I never said to the CQC 'don't say that, do say the other'. That wasn't my role, they were an independent regulator.
Obviously we had discussions about problems that were in the NHS, we had a discussion about Basildon hospital and it was at that point that I said we needed to have a system that could provide the reassurance that people needed and also where there were problems for them to be brought out.
– Andy Burnham, Shadow Health Secretary talking to Sky News's Murnaghan programme
The central allegation that I was kind of in that period trying to say don't do anything, don't say anything, don't bring any problems out, keep them all hidden, is fundamentally disproved by the decisions I took in relation to the expediting the registration of hospitals
Shadow health secretary Andy Burnham denied putting pressure on the health watchdog to play down concerns over a scandal-hit hospital trust where mothers and babies died.

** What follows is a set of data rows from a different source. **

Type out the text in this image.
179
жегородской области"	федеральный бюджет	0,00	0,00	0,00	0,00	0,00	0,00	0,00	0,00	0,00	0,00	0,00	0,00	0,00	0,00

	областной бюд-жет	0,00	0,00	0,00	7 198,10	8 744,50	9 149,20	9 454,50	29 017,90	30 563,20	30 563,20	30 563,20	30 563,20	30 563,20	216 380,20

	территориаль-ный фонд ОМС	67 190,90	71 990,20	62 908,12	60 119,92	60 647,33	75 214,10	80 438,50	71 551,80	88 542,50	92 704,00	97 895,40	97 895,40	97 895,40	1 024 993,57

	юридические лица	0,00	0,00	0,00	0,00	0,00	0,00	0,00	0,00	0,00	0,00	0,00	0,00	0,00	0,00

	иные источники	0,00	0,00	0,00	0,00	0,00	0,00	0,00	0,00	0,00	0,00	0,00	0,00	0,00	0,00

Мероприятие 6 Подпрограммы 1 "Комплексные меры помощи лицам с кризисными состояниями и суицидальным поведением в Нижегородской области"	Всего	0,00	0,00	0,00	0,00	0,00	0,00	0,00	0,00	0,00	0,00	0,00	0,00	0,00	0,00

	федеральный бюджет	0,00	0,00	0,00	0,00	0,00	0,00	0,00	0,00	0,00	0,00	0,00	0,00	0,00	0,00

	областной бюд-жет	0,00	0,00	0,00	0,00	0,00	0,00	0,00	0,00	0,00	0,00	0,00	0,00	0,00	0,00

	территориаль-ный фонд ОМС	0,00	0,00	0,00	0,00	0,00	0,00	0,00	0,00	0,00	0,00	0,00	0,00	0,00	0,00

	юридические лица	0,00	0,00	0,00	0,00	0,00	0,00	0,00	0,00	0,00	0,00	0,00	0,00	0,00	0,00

The Care Quality Commission (CQC) has been under fire over allegations it covered up its failures over investigations into the Morecambe Bay trust.
The Sunday Telegraph claims it has seen documents which revealed the CQC was intent on suppressing negative publicity and was under pressure from Labour ministers in the run-up to the 2010 election.
But Mr Burnham, who was health secretary at the time, said he denied the central allegation that he put pressure on the CQC to cover-up information about Morecambe Bay.
He said it was "fundamentally disproved" by the decisions he took to actively identify problems at hospitals during his time in office.
A young couple whose baby died at Furness General Hospital in Cumbria say they're sickened to learn of the cover up by the health watchdog the CQC.
In their first television interview, Kelly Hine and Carl Bower told how their daughter Amelia died a year after the hospital was given the all clear in an inspection.
Today the current management of the CQC were ordered to Parliament to explain what they're doing now to prevent more failings.
Our correspondent Rachel Townsend reports.
The Health Secretary Jeremy Hunt has told Daybreak he wants a barring system to stop NHS staff who have failed in their jobs from being able to work elsewhere in the health service.
He said: "We are fed up with people who do something terrible in one part of the NHS popping up somewhere else."
Talking about the position of chief executive of the NHS, Sir David Nicholson, Mr Hunt said: "I do not happen to think he was personally responsible for what happened at Mid Staffordshire but what I do want is total accountability."
The current chair and chief executive of the CQC are set to give evidence to the Health Select Committee after it emerged that the health watchdog covered-up its failure to investigate a series of baby deaths.